巨人の大型新人・秋広に意外な〝断密〟効果…OBに口出しされずノビノビ成長

5試合ぶりに快音を響かせた巨人・秋広

巨人のドラフト5位ルーキー・秋広優人内野手(18=二松学舎大付)が、開幕一軍スタートに向けてアピールを続けている。春季キャンプ途中から一軍に昇格を果たすと、以降は高卒新人ながら一軍に帯同。オープン戦ではプロの壁にぶち当たりながらも22打数5安打で打率2割2分7厘と奮闘中だ。快進撃の要因の一つとして意外な声が上がっている。

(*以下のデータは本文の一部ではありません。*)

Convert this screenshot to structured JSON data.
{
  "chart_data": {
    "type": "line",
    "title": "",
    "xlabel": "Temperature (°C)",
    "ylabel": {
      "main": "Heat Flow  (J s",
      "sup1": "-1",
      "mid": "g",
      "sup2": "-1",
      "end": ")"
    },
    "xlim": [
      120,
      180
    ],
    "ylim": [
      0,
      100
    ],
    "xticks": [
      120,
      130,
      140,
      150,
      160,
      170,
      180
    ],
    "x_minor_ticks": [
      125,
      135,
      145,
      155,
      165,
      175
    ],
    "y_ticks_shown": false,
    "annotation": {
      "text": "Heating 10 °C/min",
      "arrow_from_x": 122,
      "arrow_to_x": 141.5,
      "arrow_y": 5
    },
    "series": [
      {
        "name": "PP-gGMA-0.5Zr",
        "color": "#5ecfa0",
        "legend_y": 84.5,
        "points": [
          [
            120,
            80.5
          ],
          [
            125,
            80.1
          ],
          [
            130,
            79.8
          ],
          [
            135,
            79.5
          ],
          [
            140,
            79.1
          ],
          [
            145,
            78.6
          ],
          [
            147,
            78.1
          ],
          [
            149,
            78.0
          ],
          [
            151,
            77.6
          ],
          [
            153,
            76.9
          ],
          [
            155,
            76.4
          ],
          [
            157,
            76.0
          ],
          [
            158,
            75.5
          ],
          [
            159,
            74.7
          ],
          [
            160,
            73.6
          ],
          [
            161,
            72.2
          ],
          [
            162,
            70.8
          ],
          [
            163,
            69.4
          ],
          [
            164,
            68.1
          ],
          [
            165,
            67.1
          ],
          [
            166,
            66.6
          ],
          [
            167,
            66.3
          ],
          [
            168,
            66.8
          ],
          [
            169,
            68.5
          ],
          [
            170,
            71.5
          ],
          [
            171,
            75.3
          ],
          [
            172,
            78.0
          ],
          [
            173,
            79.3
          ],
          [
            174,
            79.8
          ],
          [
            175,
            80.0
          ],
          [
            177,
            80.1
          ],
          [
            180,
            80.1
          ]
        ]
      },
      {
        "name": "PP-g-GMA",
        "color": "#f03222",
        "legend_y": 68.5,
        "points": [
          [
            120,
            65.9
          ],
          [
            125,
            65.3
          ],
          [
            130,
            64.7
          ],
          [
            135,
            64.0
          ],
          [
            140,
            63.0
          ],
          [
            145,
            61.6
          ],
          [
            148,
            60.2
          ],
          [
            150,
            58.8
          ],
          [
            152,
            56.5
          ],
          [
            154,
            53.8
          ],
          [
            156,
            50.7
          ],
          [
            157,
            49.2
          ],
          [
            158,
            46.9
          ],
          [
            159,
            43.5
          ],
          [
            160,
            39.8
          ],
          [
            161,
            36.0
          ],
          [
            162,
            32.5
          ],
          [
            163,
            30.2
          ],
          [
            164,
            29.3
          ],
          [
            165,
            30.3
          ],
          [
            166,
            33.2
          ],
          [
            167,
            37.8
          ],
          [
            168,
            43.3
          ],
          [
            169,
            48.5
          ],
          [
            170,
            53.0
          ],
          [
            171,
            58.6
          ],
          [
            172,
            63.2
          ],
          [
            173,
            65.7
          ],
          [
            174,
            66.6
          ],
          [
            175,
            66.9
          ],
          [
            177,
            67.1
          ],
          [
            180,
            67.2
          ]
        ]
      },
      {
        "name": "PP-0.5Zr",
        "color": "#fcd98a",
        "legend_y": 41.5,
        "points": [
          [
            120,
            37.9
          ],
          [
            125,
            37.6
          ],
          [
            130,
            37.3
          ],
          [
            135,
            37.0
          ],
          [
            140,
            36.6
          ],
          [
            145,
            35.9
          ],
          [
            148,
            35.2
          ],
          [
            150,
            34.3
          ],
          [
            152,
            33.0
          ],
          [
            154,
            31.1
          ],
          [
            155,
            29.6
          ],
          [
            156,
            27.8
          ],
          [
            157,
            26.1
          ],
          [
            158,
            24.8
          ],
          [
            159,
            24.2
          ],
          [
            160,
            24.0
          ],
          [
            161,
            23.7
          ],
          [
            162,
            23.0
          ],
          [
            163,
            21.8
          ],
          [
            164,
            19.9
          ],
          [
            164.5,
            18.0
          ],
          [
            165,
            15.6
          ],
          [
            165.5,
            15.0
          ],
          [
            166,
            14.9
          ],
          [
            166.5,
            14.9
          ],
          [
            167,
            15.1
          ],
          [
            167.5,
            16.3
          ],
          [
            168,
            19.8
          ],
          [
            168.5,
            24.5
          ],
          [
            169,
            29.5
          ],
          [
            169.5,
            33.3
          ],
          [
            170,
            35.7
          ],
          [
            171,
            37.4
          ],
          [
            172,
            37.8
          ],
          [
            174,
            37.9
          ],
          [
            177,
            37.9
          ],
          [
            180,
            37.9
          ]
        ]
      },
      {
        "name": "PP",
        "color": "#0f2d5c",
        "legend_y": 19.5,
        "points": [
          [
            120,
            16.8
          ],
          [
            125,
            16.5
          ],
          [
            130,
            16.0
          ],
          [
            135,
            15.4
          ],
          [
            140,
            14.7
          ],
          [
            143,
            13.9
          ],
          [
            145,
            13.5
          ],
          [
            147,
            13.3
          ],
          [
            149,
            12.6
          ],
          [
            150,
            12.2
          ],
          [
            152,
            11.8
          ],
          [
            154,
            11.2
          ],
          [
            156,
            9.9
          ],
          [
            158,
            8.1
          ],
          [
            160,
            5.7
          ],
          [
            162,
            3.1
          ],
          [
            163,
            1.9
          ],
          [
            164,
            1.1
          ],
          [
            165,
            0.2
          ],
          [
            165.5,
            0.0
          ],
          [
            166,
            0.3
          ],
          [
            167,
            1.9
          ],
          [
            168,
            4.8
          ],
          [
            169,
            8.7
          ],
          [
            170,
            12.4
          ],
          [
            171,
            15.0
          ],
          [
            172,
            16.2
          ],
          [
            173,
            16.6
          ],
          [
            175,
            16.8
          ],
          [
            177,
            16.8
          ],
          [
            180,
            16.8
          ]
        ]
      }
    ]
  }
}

注目の2メートルルーキーが大健闘だ。一線級投手との対戦で5戦7三振と苦しんだが、16日に行われた中日とのオープン戦(バンテリン)、6回一死で代打で登場すると、中日2番手・鈴木博の初球147キロ直球を中前へ。試合前、原監督から直接指導を受けた秋広は「ここまで三振が続いたことがなかったので、すごい苦しんだんですけど、原監督のアドバイスのおかげて今日ヒットが打ててよかったです」と、5試合ぶりの快音に安堵の表情だった。

適応力の高さは春季キャンプでも実証済みだ。一軍昇格後の宮崎キャンプでは紅白戦2試合で7打数5安打と大暴れ。続く沖縄キャンプでも、中日との練習試合で対外試合初安打を放つなど、プロの投手相手に必死に食らいついてきた。

並外れた成長力で、高卒ルーキーながらここまで一軍帯同を続けてきた秋広だが、活躍の理由はそれだけにとどまらない。球界関係者からは「現在はコロナ禍ということもあり、例年だったらキャンプ中に大挙する球界OBも今年は数える程度。これが秋広君にとっては大きかったのではないでしょうか」と意外な指摘があった。

どういうことか。「OBの方は自身の経験をもとに、新人に様々なアドバイスをしてあげます。ただ、秋広君みたいにメディアの注目度が高い選手になると人並み以上に助言を受けてしまう。普通の18歳だったら『何が正解なのか』と混乱してしまいますよね…」(前出関係者)。右も左も分からない新人が大先輩の意見に振り回され、本来の持ち味を発揮できなくなってしまった例は枚挙にいとまがない。ドラフト5位入団の選手なら、なおさら口を出したくもなる。

〝超大型新人〟にはチームも「極力、手を加えない方針」で指導を行ってきた。キャンプ序盤には、阿部二軍監督が「(秋広には)一切教えない。振れ、と。ある程度数多く打席を見て、そこからいじるところあれば、いじろうかなと。なきゃないでそのまま」と〝ノータッチ〟を明言。オープン戦に入り、壁にぶつかってからは原監督や後藤野手チーフコーチなどからマンツーマン指導が行われることはあったが、それまでは「天然素材」を活かして経験を積んできた。

キャンプ中に計測した打球スピードが、チーム内では岡本和に次ぐ数値をたたき出すなど、ポテンシャルの高さは一級品であることは間違いない。16日の試合後にも、指揮官は「(潜在能力は)並じゃないんだから」と改めて才能を高く評価。生まれ持った良さを崩すことなく、ここまでの過程を踏めたことが快進撃の隠された理由のひとつと言えそうだ。